Brovko M Yu, Pulin A A, Kustova T Yu, Sholomova V I, Loshkareva O A, Taranova M V, Kozlovskaya L V
I.M. Sechenov First Moscow State Medical University, Ministry of Health of Russia, Moscow, Russia.
Ter Arkh. 2016;88(6):51-57. doi: 10.17116/terarkh201688651-57.
To estimate the urinary excretion of KIM-1 in groups of patients with varying clinical activity of chronic glomerulonephritis (CGN) and to determine the possibility of using the urinary KIM-1 concentration as a criterion for predicting the course of CGN.
A total of 47 patients with CGN were examined. Group 1 included 10 patients with nephrotic syndrome (NS) and decreased glomerular filtration rate (GFR); Group 2 consisted of 16 patients with NS and normal GFR; Group 3 comprised 10 patients with partial remission of NS; Group 4 included 11 patients with CGN, hematuria, moderate proteinuria, and normal GFR. A control group consisted of 9 healthy individuals. In the examined groups, urinary KIM-1 concentrations were estimated using an indirect immunoassay.

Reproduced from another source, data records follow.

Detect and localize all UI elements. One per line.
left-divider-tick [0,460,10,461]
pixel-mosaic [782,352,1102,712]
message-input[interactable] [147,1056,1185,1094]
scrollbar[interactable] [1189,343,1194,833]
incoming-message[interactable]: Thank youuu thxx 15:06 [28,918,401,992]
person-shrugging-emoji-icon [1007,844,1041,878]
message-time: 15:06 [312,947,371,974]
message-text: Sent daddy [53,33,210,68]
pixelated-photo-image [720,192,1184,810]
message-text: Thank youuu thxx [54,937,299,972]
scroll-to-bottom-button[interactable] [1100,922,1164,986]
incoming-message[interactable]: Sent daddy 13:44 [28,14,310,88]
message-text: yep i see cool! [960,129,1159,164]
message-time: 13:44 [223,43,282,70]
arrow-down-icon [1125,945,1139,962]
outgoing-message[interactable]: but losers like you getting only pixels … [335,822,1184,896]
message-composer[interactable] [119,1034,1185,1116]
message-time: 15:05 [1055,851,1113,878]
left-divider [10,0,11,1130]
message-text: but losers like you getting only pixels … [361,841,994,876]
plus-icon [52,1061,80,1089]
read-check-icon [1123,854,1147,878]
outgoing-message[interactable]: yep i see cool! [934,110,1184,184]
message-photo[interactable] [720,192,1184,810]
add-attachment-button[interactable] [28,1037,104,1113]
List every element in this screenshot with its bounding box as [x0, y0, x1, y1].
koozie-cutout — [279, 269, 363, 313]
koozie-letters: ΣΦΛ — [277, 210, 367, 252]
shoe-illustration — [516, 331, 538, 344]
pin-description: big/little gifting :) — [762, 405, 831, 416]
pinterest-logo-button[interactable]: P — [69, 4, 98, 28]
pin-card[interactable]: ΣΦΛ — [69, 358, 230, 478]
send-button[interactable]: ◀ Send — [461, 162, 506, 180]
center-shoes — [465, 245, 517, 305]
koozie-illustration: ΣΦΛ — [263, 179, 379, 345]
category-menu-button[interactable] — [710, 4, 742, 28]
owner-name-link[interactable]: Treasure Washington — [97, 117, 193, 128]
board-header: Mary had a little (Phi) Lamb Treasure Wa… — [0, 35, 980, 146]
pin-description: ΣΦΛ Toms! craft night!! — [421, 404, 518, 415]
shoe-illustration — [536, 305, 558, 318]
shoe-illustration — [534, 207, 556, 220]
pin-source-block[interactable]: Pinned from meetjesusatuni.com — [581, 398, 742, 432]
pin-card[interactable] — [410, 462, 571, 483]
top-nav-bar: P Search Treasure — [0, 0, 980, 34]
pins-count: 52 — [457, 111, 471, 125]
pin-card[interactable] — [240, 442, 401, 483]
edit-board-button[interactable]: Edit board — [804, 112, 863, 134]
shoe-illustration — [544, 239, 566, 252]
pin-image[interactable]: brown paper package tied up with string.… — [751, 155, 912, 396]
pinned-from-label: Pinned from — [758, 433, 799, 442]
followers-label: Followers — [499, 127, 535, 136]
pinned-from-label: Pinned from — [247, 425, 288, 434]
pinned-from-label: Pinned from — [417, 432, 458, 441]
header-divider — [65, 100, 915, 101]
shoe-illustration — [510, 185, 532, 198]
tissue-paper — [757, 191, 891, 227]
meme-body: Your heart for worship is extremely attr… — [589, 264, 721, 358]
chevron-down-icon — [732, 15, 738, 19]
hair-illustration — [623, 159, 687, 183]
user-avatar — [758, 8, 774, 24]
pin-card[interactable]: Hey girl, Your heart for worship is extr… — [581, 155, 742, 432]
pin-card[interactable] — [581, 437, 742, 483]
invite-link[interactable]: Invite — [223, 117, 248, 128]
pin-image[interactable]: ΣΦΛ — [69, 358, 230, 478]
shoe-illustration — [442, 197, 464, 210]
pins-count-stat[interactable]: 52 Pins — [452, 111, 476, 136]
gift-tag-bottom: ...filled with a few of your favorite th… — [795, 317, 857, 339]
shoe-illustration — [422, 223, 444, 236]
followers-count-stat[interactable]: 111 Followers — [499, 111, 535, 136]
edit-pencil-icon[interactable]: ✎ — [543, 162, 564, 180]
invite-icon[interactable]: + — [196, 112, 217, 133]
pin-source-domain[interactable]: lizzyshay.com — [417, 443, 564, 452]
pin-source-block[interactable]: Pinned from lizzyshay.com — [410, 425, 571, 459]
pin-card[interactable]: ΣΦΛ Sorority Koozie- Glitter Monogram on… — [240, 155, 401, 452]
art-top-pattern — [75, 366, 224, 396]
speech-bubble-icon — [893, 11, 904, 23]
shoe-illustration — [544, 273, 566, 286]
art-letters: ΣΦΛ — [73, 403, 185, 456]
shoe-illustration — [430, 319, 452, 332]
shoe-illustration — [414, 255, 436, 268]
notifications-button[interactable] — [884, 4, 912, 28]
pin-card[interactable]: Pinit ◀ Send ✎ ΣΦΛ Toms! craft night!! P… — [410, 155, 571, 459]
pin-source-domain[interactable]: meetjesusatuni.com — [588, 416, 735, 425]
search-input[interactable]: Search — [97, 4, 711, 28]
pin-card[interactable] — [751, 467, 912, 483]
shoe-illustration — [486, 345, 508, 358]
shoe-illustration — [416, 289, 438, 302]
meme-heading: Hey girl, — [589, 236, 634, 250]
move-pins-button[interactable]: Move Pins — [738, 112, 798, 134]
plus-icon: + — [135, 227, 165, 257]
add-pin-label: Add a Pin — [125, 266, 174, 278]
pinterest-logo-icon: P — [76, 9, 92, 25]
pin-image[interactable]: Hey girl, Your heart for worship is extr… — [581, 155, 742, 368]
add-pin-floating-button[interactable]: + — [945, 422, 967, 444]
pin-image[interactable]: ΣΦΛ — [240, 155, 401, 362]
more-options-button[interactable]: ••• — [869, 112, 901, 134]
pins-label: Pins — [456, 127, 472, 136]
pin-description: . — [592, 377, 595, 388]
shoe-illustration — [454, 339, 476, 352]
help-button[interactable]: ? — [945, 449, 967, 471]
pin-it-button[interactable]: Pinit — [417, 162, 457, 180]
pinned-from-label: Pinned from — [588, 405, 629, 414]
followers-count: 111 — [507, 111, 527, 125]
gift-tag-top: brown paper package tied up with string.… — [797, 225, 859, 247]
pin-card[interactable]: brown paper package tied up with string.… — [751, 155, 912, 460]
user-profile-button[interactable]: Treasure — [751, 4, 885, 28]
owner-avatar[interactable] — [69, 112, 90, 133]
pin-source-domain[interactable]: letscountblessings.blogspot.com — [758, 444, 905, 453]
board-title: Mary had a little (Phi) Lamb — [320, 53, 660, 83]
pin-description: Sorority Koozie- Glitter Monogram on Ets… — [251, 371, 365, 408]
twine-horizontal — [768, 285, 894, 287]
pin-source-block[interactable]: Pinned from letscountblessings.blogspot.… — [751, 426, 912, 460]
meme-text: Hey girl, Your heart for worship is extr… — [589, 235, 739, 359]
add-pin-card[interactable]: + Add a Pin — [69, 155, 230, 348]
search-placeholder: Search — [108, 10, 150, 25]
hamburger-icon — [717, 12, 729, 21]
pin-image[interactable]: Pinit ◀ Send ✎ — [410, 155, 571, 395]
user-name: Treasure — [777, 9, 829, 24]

The urinary KIM-1 excretion in the patients with CGN was higher than that in the healthy individuals (p <0.0001), at the same time, in the average the KIM-1 excretion was statistically significantly higher in the patients with proteinuria than in those with hematuria (p=0.01). The highest levels were registered in Group 1; Group 2 was intermediate in the level of KIM-1 excretion and the difference between Groups 3 and 4 proved to be statistically insignificant. The lowest levels were noted in Group 4 and in the controls; the differences between the groups were statistically insignificant. In the patients with CGN, the level of KIM-1 excretion was established to correlate with all indicators of NS severity. The value of the determination of KIM-1 as a risk factor of persistent/refractory NS was estimated. The results of constructing the ROC-curve indicate that KIM-1 levels higher than 2.34 ng/ml could predict NS persistence in CGN patients with a high sensitivity and specificity.
Urinary KIM-1 levels may be used to estimate the activity of CGN with NS and to evaluate the efficiency of treatment. The results of the study substantiate the search for ways of pharmacological blockade of KIM-1 production in the kidney in order to optimize the methods that impact on the pathogenesis of CGN progression.
评估不同临床活动度的慢性肾小球肾炎(CGN)患者尿中肾损伤分子-1(KIM-1)的排泄情况,并确定尿KIM-1浓度作为预测CGN病程标准的可能性。
共检查了47例CGN患者。第1组包括10例肾病综合征(NS)且肾小球滤过率(GFR)降低的患者;第2组由16例NS且GFR正常的患者组成;第3组包含10例NS部分缓解的患者;第4组包括11例CGN、血尿、中度蛋白尿且GFR正常的患者。对照组由9名健康个体组成。在所检查的各组中,采用间接免疫测定法评估尿KIM-1浓度。
CGN患者尿KIM-1排泄高于健康个体(p<0.0001),同时,蛋白尿患者的KIM-1排泄平均在统计学上显著高于血尿患者(p=0.01)。第1组的水平最高;第2组KIM-1排泄水平居中,第3组和第4组之间的差异经统计学检验无显著意义。第4组和对照组的水平最低;各组之间的差异无统计学意义。在CGN患者中,KIM-1排泄水平与NS严重程度的所有指标均相关。评估了将KIM-1测定作为持续性/难治性NS危险因素的价值。构建ROC曲线的结果表明,KIM-1水平高于2.34 ng/ml可高灵敏度和特异性地预测CGN患者的NS持续性。
尿KIM-1水平可用于评估合并NS的CGN的活动度及治疗效果。该研究结果支持探索肾脏中KIM-1产生的药理学阻断方法,以优化影响CGN进展发病机制的方法。